Walt's Organic Fertilizer Co. and Steve Solomon's Veganized Fertilizer Recipe

For those of you living in the greater Seattle area and in need of vegan fertilizer, Walt’s Organic Fertilizer Co. sells a vegan mix called Organic Garden Blend 6-2-5. The mix has a good balance of NPK. Note that you might want to add some lime to the mix. Pacific Northwest soil is very acidic; the rain leaches away much of the calcium. This problem can be corrected by feeding it some lime.

For a year now I have been mixing my own vegan fertilizer using a recipe that I derived from Steve Solomon's Complete Organic Fertilizer for the Pacific Northwest. The following ingredients are totally vegan:

4 parts organic cottonseed meal (or organic soya bean meal)

½ part dolomite lime (or a 50/50 mix of dolomite lime and agricultural lime)

½ part kelp meal

½ part rock phosphate

I was really unsure about using this fertilizer on my garden last year, but I was assured by the great (and very helpful!) folks on the Veganic Agriculture Network that the modified recipe I was using was indeed vegan and balanced. Then, a few weeks ago, I was walking my dog in the Lake Hills Park in Bellevue and came upon a large community garden that was open to the public called the Urban Demonstration Garden. As I walked around reading the informational placards placed in front of the various plants and garden beds, I came upon one placard that explained the type of fertilizer they use. Lo and behold, they use the same exact recipe (also derived from Steve Solomon’s formula) that I thought I had “made up.” I was surprised, and yet very relieved, to know I’m not the only one using it. The only minor difference with their recipe is that they sometimes use fish meal as a substitute for one of the ingredients, which I would never use.

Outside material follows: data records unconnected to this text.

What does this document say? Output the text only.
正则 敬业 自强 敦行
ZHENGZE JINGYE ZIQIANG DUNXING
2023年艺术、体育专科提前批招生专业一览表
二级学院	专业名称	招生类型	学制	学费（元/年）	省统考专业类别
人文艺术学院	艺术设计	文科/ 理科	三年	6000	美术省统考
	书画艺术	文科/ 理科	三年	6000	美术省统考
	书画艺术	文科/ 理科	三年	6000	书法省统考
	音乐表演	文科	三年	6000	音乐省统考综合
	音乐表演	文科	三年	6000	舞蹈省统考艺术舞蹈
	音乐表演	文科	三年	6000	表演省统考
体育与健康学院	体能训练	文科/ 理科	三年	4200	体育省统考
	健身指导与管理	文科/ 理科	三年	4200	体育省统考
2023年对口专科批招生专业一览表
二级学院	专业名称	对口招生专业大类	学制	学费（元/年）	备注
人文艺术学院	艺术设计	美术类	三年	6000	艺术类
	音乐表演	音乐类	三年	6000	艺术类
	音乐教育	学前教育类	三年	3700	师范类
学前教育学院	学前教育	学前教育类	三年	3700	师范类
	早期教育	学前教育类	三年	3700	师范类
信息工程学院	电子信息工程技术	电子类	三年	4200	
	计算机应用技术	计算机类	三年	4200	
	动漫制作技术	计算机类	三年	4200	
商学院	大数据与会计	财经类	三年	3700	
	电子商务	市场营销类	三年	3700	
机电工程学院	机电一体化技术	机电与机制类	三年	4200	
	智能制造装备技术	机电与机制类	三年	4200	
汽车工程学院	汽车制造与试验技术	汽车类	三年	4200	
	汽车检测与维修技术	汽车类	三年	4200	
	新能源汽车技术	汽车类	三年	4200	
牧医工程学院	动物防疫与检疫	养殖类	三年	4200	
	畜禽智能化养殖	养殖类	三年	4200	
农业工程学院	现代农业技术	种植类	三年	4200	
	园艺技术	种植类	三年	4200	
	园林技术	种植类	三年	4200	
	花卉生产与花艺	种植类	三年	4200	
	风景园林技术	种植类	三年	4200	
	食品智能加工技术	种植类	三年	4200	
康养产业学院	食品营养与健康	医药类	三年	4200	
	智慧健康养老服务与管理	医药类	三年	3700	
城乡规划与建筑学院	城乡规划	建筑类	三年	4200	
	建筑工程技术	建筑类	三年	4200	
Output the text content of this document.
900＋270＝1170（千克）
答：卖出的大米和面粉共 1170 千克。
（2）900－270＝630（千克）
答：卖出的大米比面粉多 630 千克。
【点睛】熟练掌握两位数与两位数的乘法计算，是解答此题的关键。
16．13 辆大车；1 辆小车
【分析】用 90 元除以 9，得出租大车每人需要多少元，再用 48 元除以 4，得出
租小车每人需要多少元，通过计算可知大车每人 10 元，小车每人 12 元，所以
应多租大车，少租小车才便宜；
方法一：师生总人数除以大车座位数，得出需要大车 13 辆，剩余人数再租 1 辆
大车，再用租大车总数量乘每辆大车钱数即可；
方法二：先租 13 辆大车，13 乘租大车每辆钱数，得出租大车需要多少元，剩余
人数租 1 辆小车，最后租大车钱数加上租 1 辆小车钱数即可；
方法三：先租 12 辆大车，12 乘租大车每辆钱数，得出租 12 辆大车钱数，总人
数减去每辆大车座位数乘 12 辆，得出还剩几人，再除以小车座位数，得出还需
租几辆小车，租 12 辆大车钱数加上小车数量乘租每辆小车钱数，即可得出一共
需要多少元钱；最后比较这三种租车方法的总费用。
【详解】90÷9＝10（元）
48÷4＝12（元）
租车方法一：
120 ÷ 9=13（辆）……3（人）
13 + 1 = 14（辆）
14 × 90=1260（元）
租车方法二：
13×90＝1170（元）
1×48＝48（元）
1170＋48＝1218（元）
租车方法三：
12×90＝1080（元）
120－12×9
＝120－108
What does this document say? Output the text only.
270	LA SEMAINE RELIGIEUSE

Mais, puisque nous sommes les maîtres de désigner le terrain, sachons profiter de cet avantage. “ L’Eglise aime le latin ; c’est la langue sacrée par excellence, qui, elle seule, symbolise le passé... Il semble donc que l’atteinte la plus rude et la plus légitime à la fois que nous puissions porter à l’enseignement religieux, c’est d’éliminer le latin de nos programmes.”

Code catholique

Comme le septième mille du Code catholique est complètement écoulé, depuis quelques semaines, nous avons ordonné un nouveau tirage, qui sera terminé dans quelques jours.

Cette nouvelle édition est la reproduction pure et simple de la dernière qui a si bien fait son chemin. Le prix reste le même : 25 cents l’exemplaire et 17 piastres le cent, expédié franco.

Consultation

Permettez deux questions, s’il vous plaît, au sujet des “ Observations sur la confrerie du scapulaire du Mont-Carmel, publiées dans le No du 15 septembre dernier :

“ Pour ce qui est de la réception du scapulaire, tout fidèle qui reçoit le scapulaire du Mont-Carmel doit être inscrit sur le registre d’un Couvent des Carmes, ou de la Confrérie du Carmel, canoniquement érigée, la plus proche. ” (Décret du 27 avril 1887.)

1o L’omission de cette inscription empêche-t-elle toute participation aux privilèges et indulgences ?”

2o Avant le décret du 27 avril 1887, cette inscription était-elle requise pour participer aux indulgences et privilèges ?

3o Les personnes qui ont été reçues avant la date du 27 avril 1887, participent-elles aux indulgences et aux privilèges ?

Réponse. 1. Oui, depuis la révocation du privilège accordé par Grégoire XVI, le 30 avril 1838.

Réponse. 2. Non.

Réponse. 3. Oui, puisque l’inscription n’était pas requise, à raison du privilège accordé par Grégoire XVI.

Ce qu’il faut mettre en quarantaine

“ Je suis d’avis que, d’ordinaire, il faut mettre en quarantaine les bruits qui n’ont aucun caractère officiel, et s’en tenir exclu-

I just started using organic soya bean (soybean) meal instead of cottonseed meal this week. Cottonseed meal seems to have some controversy surrounding it regarding whether or not it is really organic (and GM free), even though it may be labeled “organic,” and this is something I want to look into more. (On page 36 of Steve Solomon’s book Growing Vegetables West of the Cascades, he gives a short explanation on how the final product of cottonseed meal has been stripped of its oil – the part that retains any pesticides/herbicides. Solomon recommends using cottonseed, but being the vegan skeptic that I am, I plan on researching the situation further.) Regardless, I decided to try the soybean meal more for a change of pace. Linseed meal is also an acceptable substitute for cottonseed or soybean meal. I sometimes throw in some alfalafa meal with my fertilizer as well, though it’s not necessarily needed, it seems.

All of the ingredients I’ve written about thus far are available at Walt’s Fertilizer Co. If you live farther east toward the mountains, The Grange in Issaquah sells some of these ingredients as well. I'm sure there are many more sources out there for vegan fertilizer products that I don't know about because I am new to veganics, but I have been keeping my eye out for new companies and sources, and will list them on my blog as I encounter them.

If you are wondering whether or not an ingredient you want to use for fertilizer is vegan, Growing Green (a book on veganic techniques) devotes a chapter to the guidelines (chapter 3: Soil Fertility). Also there is a very helpful information sheet presented (in PDF format) by the Vegan-Organic Network called Propagation and Fertilizers, which I often have been referring to lately.

There are many different types of vegan fertilizers that one can use, some less expensive than others (e.g., wood ash, comfrey liquid, compost tea, stinging nettle liquid, weed tea). Some really creative ways have been proposed in various garden blogs and forums on how to fertilize plants without using animal products. I am trying to keep a list of the ones I encounter so that one day I can post them all.